Yılmaz Güney, Kadir İnanır, Tarık Akan ve Cüneyt Arkın gibi Türk sinemasının efsane isimlerinden ilham aldığını belirten Genç yapımcı ve yönetmen İhsan Taş, başarıları ve azmiyle Türk sinemasında dikkat çekmeye ve Yeşilçam’ın büyüsünü günümüz sinemasına taşımaya devam ediyor.
Batman doğumlu olan Taş, 1996 yılında İstanbul’a yerleşerek sinemaya olan ilgisini profesyonel bir kariyere dönüştürmeyi başarmış. “Kaçış 1950” ile başlayan sinema serüveninde, filmlerinde yalnızca sanatsal bir başarıyı değil, aynı zamanda topluma katkı sağlayan yapıtlar ortaya koymayı amaçlıyor.
Topluma fayda sağlayacak çeşitli sosyal sorumluluk projelerine de imza atan ve kendine özgü çizgisi ve insancıl yaklaşımıyla sektördeki zorluklara karşı direnen yönetmen, Türk sinemasını uluslararası platformlarda da başarıyla temsil etmeyi arzuluyor.
Söyleyişimizde, projelerinde yer almak istediği oyuncuları ve gelecekteki hedeflerini paylaşan Taş, izleyicilere hem eğlenceli hem de düşündürücü yapıtlar sunmaya kararlı.
Türk sinemasında özgün projeleriyle adından sıkça söz ettiren genç yapımcı ve yönetmen İhsan Taş ile geniş bir sohbet gerçekleştirdik.

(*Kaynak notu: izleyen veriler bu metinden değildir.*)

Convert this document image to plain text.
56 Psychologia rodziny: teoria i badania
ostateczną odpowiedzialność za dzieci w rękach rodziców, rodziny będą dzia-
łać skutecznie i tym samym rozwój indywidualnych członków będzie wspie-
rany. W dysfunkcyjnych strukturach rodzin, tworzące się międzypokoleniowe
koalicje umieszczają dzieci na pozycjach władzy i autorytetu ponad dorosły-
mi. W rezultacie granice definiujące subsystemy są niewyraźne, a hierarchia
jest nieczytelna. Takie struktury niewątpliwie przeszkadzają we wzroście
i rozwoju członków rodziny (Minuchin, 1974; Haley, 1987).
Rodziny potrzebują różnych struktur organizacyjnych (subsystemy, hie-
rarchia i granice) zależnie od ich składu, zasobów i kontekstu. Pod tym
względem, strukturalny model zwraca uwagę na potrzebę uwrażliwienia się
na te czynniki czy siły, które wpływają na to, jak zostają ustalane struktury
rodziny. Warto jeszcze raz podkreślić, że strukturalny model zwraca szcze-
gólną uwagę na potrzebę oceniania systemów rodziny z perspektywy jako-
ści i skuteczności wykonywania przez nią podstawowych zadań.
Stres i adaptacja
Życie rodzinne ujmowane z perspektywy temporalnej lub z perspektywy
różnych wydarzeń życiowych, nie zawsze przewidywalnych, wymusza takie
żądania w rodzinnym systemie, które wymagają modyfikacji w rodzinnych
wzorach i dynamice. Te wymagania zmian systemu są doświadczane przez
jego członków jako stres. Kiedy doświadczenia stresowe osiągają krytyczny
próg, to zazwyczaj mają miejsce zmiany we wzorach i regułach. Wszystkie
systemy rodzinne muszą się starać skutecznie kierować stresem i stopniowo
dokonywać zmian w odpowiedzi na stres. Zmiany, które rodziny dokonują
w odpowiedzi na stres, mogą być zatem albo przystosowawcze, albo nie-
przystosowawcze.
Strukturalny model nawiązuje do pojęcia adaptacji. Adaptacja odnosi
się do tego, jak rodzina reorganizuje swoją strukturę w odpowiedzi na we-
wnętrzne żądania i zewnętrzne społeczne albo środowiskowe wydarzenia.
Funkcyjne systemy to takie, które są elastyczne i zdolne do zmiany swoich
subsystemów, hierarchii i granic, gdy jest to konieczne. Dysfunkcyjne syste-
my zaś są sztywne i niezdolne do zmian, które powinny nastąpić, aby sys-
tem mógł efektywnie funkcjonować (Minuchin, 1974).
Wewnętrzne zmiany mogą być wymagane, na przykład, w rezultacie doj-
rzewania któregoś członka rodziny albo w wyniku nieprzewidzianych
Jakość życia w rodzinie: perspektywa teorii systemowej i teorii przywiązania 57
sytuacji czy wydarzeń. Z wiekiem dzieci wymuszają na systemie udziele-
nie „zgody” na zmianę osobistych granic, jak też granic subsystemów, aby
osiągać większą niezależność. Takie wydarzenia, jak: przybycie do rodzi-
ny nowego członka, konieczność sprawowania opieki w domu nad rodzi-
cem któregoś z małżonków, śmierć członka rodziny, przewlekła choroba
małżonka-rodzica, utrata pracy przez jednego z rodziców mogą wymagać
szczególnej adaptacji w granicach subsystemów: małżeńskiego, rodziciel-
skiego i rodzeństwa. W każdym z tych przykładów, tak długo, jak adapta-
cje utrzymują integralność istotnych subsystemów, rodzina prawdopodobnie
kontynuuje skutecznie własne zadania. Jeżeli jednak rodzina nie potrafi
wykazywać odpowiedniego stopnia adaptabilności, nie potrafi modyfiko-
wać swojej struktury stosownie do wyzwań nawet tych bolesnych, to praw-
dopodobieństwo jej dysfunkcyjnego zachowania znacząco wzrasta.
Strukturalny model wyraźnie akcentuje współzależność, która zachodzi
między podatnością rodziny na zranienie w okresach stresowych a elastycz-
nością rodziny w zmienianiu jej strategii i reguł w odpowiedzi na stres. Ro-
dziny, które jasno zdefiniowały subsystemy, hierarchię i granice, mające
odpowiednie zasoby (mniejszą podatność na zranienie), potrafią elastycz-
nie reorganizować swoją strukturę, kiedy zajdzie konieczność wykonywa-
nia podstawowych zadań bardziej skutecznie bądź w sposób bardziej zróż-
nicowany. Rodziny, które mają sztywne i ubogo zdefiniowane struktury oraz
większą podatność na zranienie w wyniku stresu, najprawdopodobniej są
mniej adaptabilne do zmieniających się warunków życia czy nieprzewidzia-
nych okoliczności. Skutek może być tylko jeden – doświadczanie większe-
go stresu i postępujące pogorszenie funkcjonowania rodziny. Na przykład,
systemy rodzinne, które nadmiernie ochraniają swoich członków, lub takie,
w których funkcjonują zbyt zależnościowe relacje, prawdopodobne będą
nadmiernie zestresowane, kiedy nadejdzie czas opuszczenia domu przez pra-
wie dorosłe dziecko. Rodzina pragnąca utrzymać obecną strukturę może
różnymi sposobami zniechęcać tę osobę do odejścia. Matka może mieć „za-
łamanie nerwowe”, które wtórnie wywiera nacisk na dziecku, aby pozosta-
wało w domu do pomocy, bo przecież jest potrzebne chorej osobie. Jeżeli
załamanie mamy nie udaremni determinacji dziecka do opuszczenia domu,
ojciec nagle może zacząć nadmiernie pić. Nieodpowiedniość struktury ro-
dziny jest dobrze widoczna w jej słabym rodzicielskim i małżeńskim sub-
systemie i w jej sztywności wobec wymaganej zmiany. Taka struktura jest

Taş, sinemaya olan çocukluk tutkusunu, sektördeki yolculuğunu ve Türk sinemasının uluslararası alanda yükselmesi için hayallerini paylaştı. Samimi bir atmosferde geçen bu söyleşide, Taş’ın Yeşilçam’dan aldığı ilhamla sinemayı daha ileri taşımak adına üstlendiği projelerden ve kariyerindeki önemli dönüm noktalarından konuştuk… Sizi bu keyifli sohbet ile baş başa bırakıyoruz…
– İhsan Taş kimdir ve nerelidir?
İhsan Taş: 1980 yılında Batman’da doğdum. 1996’ın sonlarına doğru İstanbul’a yerleştim.
– Sinemaya ne zaman ilgi duymaya başladınız?
İhsan Taş: Çocukluğumdan beri hep sinemayı büyük bir tutkuyla takip ediyordum. İlerde yapımcı veya yönetmen olacağımı hayal etmemiştim ama her izlediğim filmde, başrol oynayan sanatçının yerinde hayal ederdim kendimi hep.
– Bu işe başlarken örnek aldığınız isimler kimlerdi?
İhsan Taş: Yılmaz Güney, Kadir İnanır, Tarık Akan, Cüneyt Arkın ve daha ismini sayamadığım sayısız kahraman… Onlar gerçekten de çocukluğumuzun kahramanlarıydı… Sinemayı onlarla sevdik…
– İlk Sinema deneyiminiz nerede ve nasıl başladı?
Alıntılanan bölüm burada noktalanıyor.